Diâni meditou sobre essas palavras. Sim, era verdade e ela testemunhou como Eles causam danos a si mesmos e a todos ao alcance.

— Lembro-me quando me contava do Pináculo. Jamais pude imaginar até ver ele. Milhares e mais milhares de pessoas de idades diferentes acorrentadas pelo pescoço, pulsos e tornozelos nesse pilar gigantesco que eles protegem com as próprias vidas. Foi então que vi a cena... — Diâni baixou a cabeça um instante, envergonhada de si mesma. —- Eu juro irmã, que vi pessoas que queriam se libertar e estavam partindo as próprias correntes e era delas que vinham os guinchos por ajuda. Em sua grande maioria eram mulheres. Tentei puxar o braço de uma pessoa que tentava fugir, mas eram muitos deles... Machucaram meus braços e meu rosto quando puxaram ela de volta e arrastaram todos novamente para o Pináculo... e... — Ela soltou a irmã para levar as mãos à face, reunindo forças para continuar —, e... os violentaram no pilar até a morte como se fossem criaturas totalmente irracionais e dominadas pelo ódio puro. Só então os gritos desesperados pararam.

Natêma colou ao lado da irmã para a envolver em um abraço forte pelas costas.

— O que lhe fizeram?

— Quando boa parte deles finalmente me notaram, começaram a berrar comigo. Ameaças, expressões sem sentido. Diziam que todos que não estavam acorrentados estavam condenados. Corri de volta para fora do antro e para o túnel, e mesmo depois de sair da entrada da caverna, ainda me sentia atacada, com suas mãos ásperas e unhas afiadas tentando agarrar minha pele. Foi horrível, irmã.

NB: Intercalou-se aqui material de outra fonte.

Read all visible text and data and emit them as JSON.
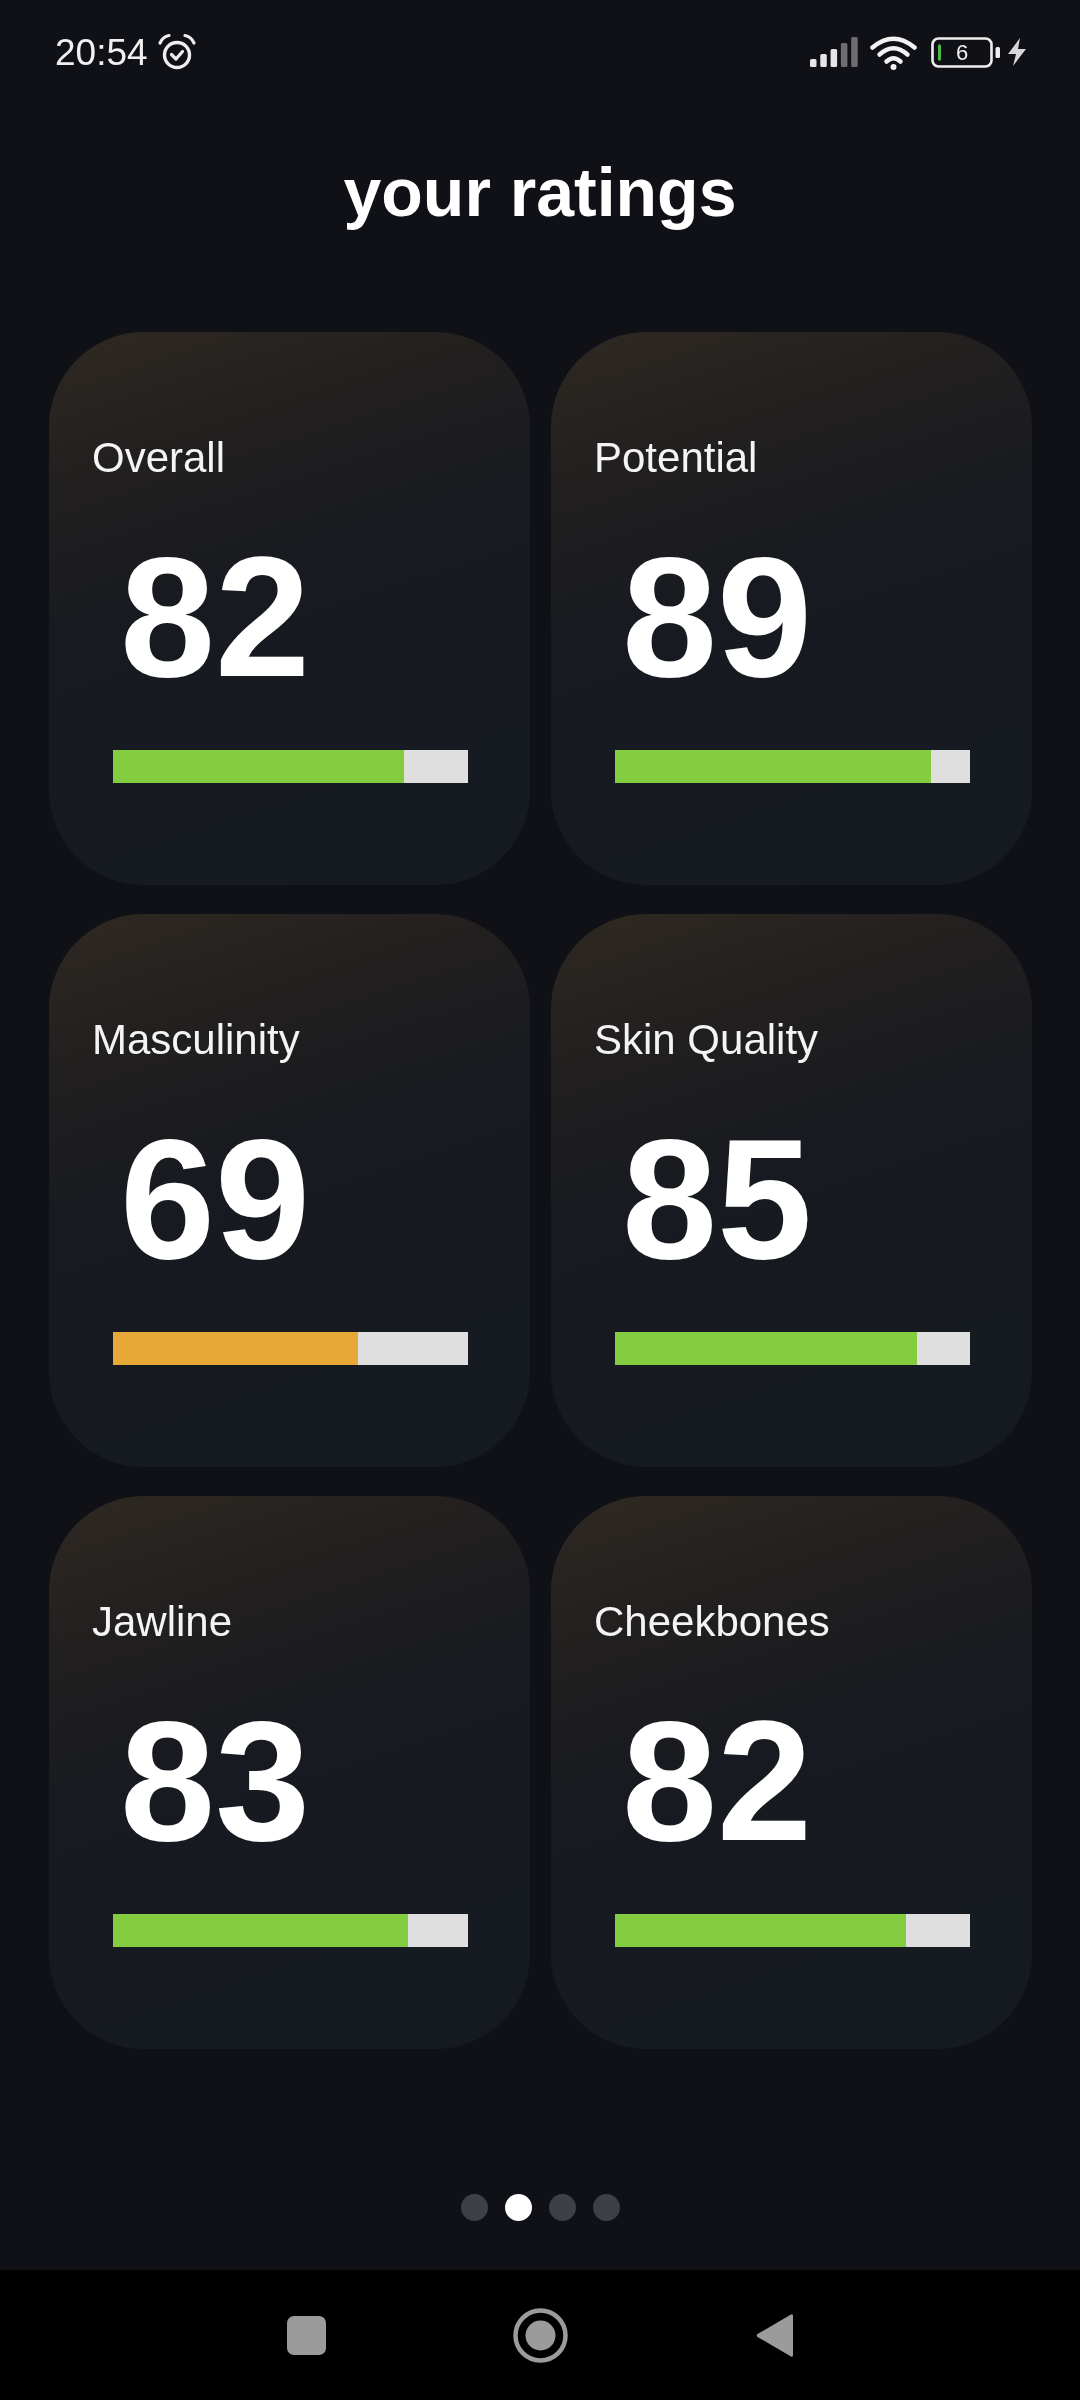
{
  "status_bar": {
    "time": "20:54",
    "battery": "6"
  },
  "title": "your ratings",
  "ratings": [
    {
      "label": "Overall",
      "score": "82",
      "level": 0.82,
      "color": "#84cc40"
    },
    {
      "label": "Potential",
      "score": "89",
      "level": 0.89,
      "color": "#84cc40"
    },
    {
      "label": "Masculinity",
      "score": "69",
      "level": 0.69,
      "color": "#e8a838"
    },
    {
      "label": "Skin Quality",
      "score": "85",
      "level": 0.85,
      "color": "#84cc40"
    },
    {
      "label": "Jawline",
      "score": "83",
      "level": 0.83,
      "color": "#84cc40"
    },
    {
      "label": "Cheekbones",
      "score": "82",
      "level": 0.82,
      "color": "#84cc40"
    }
  ],
  "pager": [
    {
      "selected": false
    },
    {
      "selected": true
    },
    {
      "selected": false
    },
    {
      "selected": false
    }
  ]
}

— Diâni, nós duas tivemos sorte de ter nascido aqui em cima, e mais sorte ainda de não termos sido aprisionadas por correntes em algum pilar. É por isso que devemos evitar Eles. É por isso que devemos ficar longe do Subterrâneo. — Natêma entendia bem a revolta e frustração da irmã. — Veja: até mesmo aqueles que finalmente enxergam os horrores e miséria do Subterrâneo raramente conseguem subir.

— Irmã — as lágrimas da jovem havia cessado e seu rosto estava levantado novamente —, eles também disseram, quando tentaram me acorrentar, que o Pináculo iria ruir e matar todas as pessoas da superfície.

— Se isso for verdade e um dia acontecer, os primeiros a morrerem serão Eles mesmos, soterrados pelas paredes do Subterrâneo.

— Você tem razão minha primogênita. Não há como salvá-los.